Optimizing Deep Learning Inference on Embedded Systems Through Adaptive Model Selection (1911.04946v1)

Published 9 Nov 2019 in cs.LG, cs.DC, and cs.PF

Abstract: Deep neural networks ( DNNs ) are becoming a key enabling technology for many application domains. However, on-device inference on battery-powered, resource-constrained embedding systems is often infeasible due to prohibitively long inferencing time and resource requirements of many DNNs. Offloading computation into the cloud is often unacceptable due to privacy concerns, high latency, or the lack of connectivity. While compression algorithms often succeed in reducing inferencing times, they come at the cost of reduced accuracy. This paper presents a new, alternative approach to enable efficient execution of DNNs on embedded devices. Our approach dynamically determines which DNN to use for a given input, by considering the desired accuracy and inference time. It employs machine learning to develop a low-cost predictive model to quickly select a pre-trained DNN to use for a given input and the optimization constraint. We achieve this by first off-line training a predictive model, and then using the learned model to select a DNN model to use for new, unseen inputs. We apply our approach to two representative DNN domains: image classification and machine translation. We evaluate our approach on a Jetson TX2 embedded deep learning platform and consider a range of influential DNN models including convolutional and recurrent neural networks. For image classification, we achieve a 1.8x reduction in inference time with a 7.52% improvement in accuracy, over the most-capable single DNN model. For machine translation, we achieve a 1.34x reduction in inference time over the most-capable single model, with little impact on the quality of translation.

Citations (56)

View on Semantic Scholar

Summary

The paper's main contribution is an adaptive model selection method that dynamically chooses pre-trained DNNs to optimize both accuracy and inference time.
The methodology leverages a premodel that analyzes input features with correlation-based selection to identify the best performing model under constraints.
Experimental evaluation on NVIDIA Jetson TX2 shows up to a 1.8x reduction in inference time for image classification while maintaining robust accuracy.

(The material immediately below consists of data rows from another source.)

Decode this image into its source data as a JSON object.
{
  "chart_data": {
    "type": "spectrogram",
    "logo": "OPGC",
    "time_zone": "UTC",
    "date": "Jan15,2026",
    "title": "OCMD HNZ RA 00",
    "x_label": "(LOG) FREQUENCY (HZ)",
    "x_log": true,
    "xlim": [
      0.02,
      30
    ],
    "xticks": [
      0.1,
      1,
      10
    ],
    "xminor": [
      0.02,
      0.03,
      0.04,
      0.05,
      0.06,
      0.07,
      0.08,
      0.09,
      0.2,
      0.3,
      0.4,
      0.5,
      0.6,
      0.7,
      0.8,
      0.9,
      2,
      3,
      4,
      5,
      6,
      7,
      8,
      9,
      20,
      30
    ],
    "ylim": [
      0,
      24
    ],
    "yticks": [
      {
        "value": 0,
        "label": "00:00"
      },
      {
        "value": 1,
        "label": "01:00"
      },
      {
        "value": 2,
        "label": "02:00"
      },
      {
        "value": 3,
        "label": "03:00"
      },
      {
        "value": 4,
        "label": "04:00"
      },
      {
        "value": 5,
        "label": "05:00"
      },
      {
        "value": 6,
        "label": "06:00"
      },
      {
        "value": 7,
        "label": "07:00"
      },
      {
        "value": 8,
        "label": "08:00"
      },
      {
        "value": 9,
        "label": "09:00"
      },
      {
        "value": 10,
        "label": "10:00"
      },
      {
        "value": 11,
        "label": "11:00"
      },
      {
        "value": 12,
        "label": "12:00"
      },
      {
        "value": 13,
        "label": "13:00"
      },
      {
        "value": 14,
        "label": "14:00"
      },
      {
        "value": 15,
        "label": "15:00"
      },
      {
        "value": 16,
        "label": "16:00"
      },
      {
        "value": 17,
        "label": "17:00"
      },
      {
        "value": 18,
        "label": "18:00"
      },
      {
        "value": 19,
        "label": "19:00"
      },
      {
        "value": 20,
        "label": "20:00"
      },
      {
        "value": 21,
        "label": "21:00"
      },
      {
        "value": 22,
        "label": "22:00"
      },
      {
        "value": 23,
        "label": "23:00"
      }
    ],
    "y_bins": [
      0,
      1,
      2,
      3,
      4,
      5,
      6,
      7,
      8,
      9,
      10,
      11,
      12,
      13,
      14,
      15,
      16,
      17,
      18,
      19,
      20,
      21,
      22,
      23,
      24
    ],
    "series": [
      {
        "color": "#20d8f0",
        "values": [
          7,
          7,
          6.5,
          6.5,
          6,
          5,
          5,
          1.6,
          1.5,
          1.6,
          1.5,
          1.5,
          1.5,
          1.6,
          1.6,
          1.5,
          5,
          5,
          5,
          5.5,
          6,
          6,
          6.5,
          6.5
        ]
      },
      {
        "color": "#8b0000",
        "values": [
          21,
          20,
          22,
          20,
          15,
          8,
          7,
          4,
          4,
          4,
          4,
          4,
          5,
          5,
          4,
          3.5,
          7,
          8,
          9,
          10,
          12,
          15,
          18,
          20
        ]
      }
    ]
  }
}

Optimizing Deep Learning Inference on Embedded Systems Through Adaptive Model Selection

Introduction

The computational demands of deep neural networks (DNNs) pose significant challenges for embedded systems, which are often constrained by limited resources and power. This paper addresses the problem through an adaptive model selection approach that dynamically chooses the most suitable pre-trained DNN for a given input, thus optimizing for accuracy and inference time.

Methodology

The presented approach employs a predictive model—termed the "premodel"—to select the appropriate DNN for each input. This selection process leverages a machine learning model trained offline, which considers various input characteristics and performance constraints. The approach is evaluated across image classification and machine translation domains, showcasing its versatility.

Key Techniques

Premodel Design: The core of the methodology is the premodel, designed to rapidly infer which DNN to use based on input features. It achieves this by examining input features and previously trained models to make dynamic, real-time decisions.
Feature Selection: The paper discusses the importance of feature selection in building a successful predictive model. Using correlation-based selection and iterative evaluation, important features are identified which significantly impact model accuracy.
Model Selection Algorithm: A sequence of model selection strategies is introduced to determine which DNNs are included in the premodel, balancing between accuracy improvements and inference time.

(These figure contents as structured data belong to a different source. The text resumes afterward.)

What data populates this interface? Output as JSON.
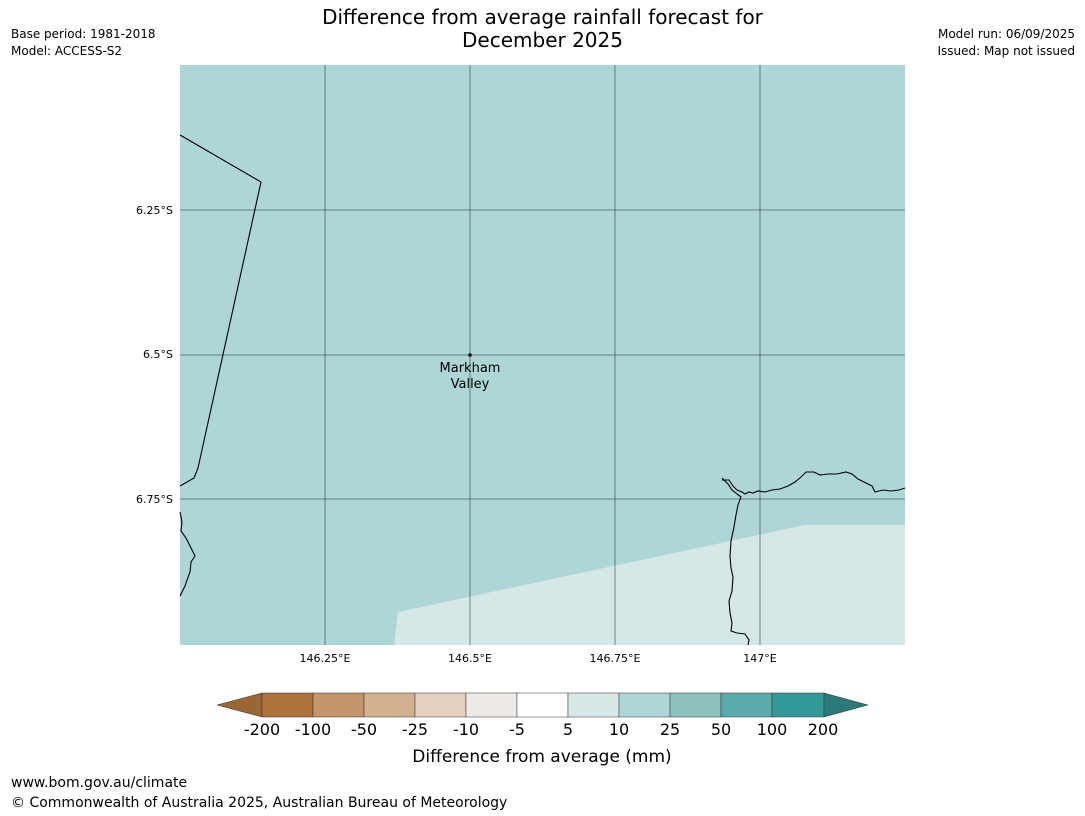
{
  "title": {
    "line1": "Difference from average rainfall forecast for",
    "line2": "December 2025"
  },
  "meta": {
    "base_period": "Base period: 1981-2018",
    "model": "Model: ACCESS-S2",
    "model_run": "Model run: 06/09/2025",
    "issued": "Issued: Map not issued"
  },
  "map": {
    "lat_labels": [
      "6.25°S",
      "6.5°S",
      "6.75°S"
    ],
    "lon_labels": [
      "146.25°E",
      "146.5°E",
      "146.75°E",
      "147°E"
    ],
    "place": {
      "name_line1": "Markham",
      "name_line2": "Valley"
    },
    "colors": {
      "region_10_25": "#aed6d6",
      "region_5_10": "#d5e8e7",
      "grid": "#2c3e3e",
      "coastline": "#000000"
    }
  },
  "legend": {
    "title": "Difference from average (mm)",
    "ticks": [
      "-200",
      "-100",
      "-50",
      "-25",
      "-10",
      "-5",
      "5",
      "10",
      "25",
      "50",
      "100",
      "200"
    ],
    "colors": [
      "#9a6636",
      "#ad733b",
      "#c49569",
      "#d4b18e",
      "#e4d0be",
      "#eeeae7",
      "#ffffff",
      "#d5e8e7",
      "#aed6d6",
      "#8ec0be",
      "#5aabab",
      "#329898",
      "#2c7979"
    ]
  },
  "footer": {
    "url": "www.bom.gov.au/climate",
    "copyright": "© Commonwealth of Australia 2025, Australian Bureau of Meteorology"
  }
}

Figure 1: Overview of our approach.

Experimental Evaluation

The approach was tested on a NVIDIA Jetson TX2 platform across two domains: image classification using various CNNs and machine translation using neural translation models. Key findings include:

Inference Time: For image classification, the approach achieved a 1.8x reduction in inference time compared to the best-performing single model while maintaining accuracy. For machine translation, it reached a 1.34x reduction in inference time with negligible impact on translation quality.
Accuracy: The approach enhanced the top-one and top-five accuracy over single DNNs. It demonstrated the ability to deliver comparable or improved accuracy while optimizing resource usage.

Figure 2: Image Classification -- Overall performance of our approach against individual models and an Oracle for inference time (a), energy consumption (b), accuracy (c), and precision, recall, and F1 scores (d).

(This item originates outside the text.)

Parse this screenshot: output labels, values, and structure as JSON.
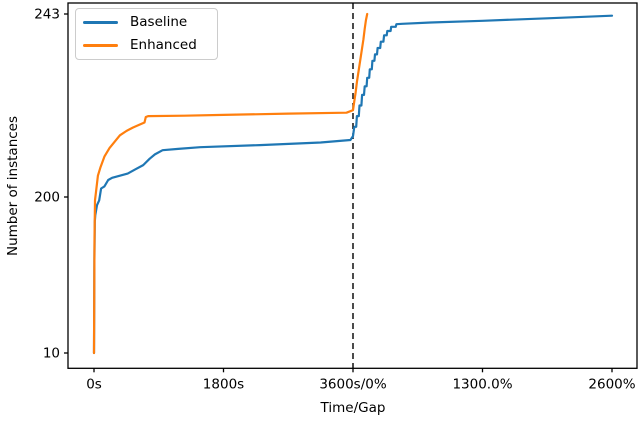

Implications and Future Work

The adaptive model selection strategy demonstrates a promising direction for optimizing embedded inference without requiring cloud offloading, thus preserving privacy and reducing latency. Future work could explore integrating machine learning-based cost modeling to account for the potential of offloading computations to nearby cloud resources.

Conclusion

The research introduces an effective approach for dynamically selecting among multiple DNNs based on input characteristics and performance constraints. By providing a generalizable methodology spanning different types of neural networks, the paper advances the feasibility of deploying complex deep learning models on resource-constrained embedded devices. Further optimization might include processor-specific adaptations and exploring additional model compression techniques for broader applicability.